Position paper B. Bavinck t.b.v. rondetafelgesprek Wetsvoorstel Wet tegenbewijsregeling box 3 d.d. 16 april 2025
Position paper
Nummer: 2025D16644, datum: 2025-04-13, bijgewerkt: 2025-04-14 11:56, versie: 1
Directe link naar document (.docx), link naar pagina op de Tweede Kamer site.
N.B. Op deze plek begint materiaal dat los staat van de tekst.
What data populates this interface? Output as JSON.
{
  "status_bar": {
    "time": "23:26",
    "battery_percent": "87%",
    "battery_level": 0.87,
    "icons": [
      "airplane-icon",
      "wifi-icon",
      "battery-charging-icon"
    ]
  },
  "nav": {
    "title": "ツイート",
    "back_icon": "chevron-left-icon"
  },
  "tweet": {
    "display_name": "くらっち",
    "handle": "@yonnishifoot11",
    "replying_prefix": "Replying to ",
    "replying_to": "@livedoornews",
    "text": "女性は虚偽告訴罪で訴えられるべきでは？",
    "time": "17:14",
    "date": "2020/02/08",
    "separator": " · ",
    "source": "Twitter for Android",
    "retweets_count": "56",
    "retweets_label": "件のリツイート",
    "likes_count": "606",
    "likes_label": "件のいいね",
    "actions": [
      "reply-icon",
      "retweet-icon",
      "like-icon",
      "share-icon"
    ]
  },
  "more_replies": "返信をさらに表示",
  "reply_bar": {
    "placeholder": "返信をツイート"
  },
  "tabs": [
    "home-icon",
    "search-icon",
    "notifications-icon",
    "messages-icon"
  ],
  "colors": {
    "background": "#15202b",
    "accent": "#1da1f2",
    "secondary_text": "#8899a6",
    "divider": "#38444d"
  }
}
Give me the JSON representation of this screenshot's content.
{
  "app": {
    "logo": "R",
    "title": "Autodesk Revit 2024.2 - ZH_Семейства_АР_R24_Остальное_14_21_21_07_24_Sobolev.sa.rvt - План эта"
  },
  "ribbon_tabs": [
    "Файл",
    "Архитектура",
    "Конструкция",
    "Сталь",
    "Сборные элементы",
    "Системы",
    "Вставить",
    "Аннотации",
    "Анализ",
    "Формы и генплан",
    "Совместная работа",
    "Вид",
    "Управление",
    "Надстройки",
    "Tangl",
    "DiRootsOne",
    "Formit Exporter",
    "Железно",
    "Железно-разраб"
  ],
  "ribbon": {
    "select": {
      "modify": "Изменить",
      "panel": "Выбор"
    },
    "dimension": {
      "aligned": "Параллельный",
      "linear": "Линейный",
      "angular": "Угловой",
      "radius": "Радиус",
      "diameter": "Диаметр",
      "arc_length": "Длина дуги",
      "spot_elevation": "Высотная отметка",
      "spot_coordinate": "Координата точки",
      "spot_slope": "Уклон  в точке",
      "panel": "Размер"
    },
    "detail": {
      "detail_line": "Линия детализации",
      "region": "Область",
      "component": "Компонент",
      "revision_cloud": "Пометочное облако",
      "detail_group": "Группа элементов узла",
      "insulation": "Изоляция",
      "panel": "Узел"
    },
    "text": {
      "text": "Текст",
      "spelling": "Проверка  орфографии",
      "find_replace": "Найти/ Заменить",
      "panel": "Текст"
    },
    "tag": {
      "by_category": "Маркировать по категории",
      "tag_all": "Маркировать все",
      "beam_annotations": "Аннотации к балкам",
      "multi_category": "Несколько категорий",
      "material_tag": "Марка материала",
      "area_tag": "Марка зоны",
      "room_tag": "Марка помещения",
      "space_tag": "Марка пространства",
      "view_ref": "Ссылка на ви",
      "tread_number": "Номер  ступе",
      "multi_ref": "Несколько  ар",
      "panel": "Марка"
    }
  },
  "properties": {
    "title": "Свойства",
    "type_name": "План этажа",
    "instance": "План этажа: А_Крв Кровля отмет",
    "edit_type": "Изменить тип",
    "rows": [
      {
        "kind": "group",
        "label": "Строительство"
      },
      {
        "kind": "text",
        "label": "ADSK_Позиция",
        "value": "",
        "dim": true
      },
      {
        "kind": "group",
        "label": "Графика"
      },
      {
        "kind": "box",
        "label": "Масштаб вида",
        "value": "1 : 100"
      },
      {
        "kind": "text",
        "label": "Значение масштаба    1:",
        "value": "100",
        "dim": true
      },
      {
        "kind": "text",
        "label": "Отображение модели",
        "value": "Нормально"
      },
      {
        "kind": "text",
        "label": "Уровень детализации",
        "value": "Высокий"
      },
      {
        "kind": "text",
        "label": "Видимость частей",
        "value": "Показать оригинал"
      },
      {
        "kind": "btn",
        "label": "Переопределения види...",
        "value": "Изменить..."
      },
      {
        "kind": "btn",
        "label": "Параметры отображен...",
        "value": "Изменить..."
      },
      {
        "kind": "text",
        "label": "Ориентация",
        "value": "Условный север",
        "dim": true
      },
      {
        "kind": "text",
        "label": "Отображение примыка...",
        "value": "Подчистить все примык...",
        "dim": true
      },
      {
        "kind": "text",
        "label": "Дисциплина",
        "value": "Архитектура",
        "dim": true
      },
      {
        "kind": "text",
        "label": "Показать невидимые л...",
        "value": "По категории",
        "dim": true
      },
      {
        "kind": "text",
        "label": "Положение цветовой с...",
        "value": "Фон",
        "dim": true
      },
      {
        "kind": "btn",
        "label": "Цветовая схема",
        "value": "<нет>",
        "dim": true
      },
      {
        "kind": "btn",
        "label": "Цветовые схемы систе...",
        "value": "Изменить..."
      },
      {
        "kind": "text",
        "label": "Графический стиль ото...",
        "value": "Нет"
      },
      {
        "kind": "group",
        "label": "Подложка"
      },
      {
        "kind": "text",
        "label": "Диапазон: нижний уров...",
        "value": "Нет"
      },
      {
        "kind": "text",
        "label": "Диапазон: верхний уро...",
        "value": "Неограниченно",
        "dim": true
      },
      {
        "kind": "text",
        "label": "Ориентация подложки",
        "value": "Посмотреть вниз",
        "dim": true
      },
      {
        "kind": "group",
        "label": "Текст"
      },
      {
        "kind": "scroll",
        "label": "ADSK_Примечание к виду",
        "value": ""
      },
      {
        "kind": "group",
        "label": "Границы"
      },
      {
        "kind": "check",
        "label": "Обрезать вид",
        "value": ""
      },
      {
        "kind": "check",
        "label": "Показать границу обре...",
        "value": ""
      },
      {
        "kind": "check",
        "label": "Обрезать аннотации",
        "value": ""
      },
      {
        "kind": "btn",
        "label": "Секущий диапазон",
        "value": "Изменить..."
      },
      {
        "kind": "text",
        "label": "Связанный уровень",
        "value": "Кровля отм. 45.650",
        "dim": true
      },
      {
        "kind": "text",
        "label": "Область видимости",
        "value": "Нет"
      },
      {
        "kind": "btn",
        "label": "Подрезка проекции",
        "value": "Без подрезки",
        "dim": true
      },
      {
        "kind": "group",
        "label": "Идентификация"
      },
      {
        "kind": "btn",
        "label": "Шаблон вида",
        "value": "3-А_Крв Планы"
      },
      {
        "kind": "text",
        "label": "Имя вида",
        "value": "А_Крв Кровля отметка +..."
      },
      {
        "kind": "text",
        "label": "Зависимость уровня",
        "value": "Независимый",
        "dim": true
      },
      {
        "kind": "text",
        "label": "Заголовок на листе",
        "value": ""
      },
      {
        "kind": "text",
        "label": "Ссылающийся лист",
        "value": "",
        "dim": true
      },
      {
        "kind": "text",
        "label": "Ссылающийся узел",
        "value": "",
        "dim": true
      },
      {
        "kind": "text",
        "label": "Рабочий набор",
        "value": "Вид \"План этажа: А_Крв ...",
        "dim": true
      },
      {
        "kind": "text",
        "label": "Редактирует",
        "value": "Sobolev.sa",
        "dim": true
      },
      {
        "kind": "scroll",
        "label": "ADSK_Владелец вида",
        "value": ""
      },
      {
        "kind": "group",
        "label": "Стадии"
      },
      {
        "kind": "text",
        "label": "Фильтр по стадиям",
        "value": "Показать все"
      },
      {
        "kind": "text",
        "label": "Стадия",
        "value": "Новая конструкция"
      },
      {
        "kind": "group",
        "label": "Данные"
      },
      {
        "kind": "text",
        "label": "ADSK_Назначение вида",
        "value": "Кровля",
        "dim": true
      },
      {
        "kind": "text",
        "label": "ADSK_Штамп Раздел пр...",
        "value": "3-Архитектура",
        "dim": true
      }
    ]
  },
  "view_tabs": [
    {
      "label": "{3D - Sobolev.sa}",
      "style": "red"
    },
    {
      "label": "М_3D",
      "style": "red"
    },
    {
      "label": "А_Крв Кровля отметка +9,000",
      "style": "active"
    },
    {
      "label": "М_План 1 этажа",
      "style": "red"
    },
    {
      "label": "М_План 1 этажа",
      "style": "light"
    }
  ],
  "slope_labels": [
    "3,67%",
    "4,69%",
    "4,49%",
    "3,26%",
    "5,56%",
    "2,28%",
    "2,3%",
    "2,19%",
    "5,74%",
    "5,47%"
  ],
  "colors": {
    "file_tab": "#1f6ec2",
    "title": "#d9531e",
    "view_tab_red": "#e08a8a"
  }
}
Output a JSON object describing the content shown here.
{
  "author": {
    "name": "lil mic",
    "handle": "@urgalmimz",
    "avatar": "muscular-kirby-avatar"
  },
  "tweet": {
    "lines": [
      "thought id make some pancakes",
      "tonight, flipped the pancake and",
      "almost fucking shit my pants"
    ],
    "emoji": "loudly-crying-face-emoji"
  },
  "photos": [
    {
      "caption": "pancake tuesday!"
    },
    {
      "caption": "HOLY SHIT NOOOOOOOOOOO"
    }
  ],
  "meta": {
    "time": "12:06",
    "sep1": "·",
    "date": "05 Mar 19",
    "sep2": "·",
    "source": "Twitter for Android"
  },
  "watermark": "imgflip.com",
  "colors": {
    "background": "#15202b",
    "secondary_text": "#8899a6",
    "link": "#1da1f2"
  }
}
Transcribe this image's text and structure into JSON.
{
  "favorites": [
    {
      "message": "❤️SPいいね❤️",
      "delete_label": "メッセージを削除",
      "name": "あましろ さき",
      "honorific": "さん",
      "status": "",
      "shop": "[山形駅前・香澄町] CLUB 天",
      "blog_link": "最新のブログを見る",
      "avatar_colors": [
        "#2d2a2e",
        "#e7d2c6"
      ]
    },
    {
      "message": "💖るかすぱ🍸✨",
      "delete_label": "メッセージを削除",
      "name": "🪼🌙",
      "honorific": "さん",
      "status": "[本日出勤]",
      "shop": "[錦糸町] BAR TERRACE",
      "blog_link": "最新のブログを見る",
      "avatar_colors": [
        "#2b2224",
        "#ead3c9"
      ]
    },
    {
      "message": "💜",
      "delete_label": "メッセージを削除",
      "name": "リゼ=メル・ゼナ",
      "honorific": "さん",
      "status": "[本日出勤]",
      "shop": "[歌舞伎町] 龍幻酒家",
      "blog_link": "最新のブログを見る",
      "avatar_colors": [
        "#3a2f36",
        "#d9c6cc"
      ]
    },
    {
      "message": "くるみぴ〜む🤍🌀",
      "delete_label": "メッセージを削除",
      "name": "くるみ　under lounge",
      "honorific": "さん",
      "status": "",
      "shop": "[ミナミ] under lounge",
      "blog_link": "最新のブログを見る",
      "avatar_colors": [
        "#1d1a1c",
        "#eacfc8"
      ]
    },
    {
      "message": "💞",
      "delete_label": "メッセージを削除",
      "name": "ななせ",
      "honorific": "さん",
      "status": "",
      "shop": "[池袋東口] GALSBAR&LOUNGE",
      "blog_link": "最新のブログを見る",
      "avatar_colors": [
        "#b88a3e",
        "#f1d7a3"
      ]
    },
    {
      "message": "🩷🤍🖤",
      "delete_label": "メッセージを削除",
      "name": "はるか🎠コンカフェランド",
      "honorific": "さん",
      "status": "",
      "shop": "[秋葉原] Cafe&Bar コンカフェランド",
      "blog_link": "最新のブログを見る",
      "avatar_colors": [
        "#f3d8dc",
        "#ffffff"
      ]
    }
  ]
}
Onderdeel van zaak 2025Z07330:
- Voortouwcommissie: vaste commissie voor Financiën
- 2025-04-16 14:30: Wetsvoorstel Wet tegenbewijsregeling box 3 (Rondetafelgesprek), vaste commissie voor Financiën
- 2025-04-17 10:00: Procedurevergadering Financiën (Procedurevergadering), vaste commissie voor Financiën
Preview document (🔗 origineel)
Position paper Bernard Bavinck voor rondetafelgesprek 16 april 2025
In deze notitie zal ik een paar opmerkingen maken naar aanleiding van het Wetsvoorstel voor de Wet tegenbewijsregeling box 3.
Terugwerkende kracht
De tegenbewijsregeling werkt gedeeltelijk (artikelen I, III en IV) terug naar eerdere jaren. Dat is geen probleem voor zover sprake is van een codificatie van de arresten van de Hoge Raad. De wet kan in geval van terugwerkende kracht afwijken van de arresten van de Hoge Raad voor zover dat in het voordeel van belastingplichtigen is. Maar kan dat ook in geval de wet nadeliger uitpakt voor belastingplichtigen?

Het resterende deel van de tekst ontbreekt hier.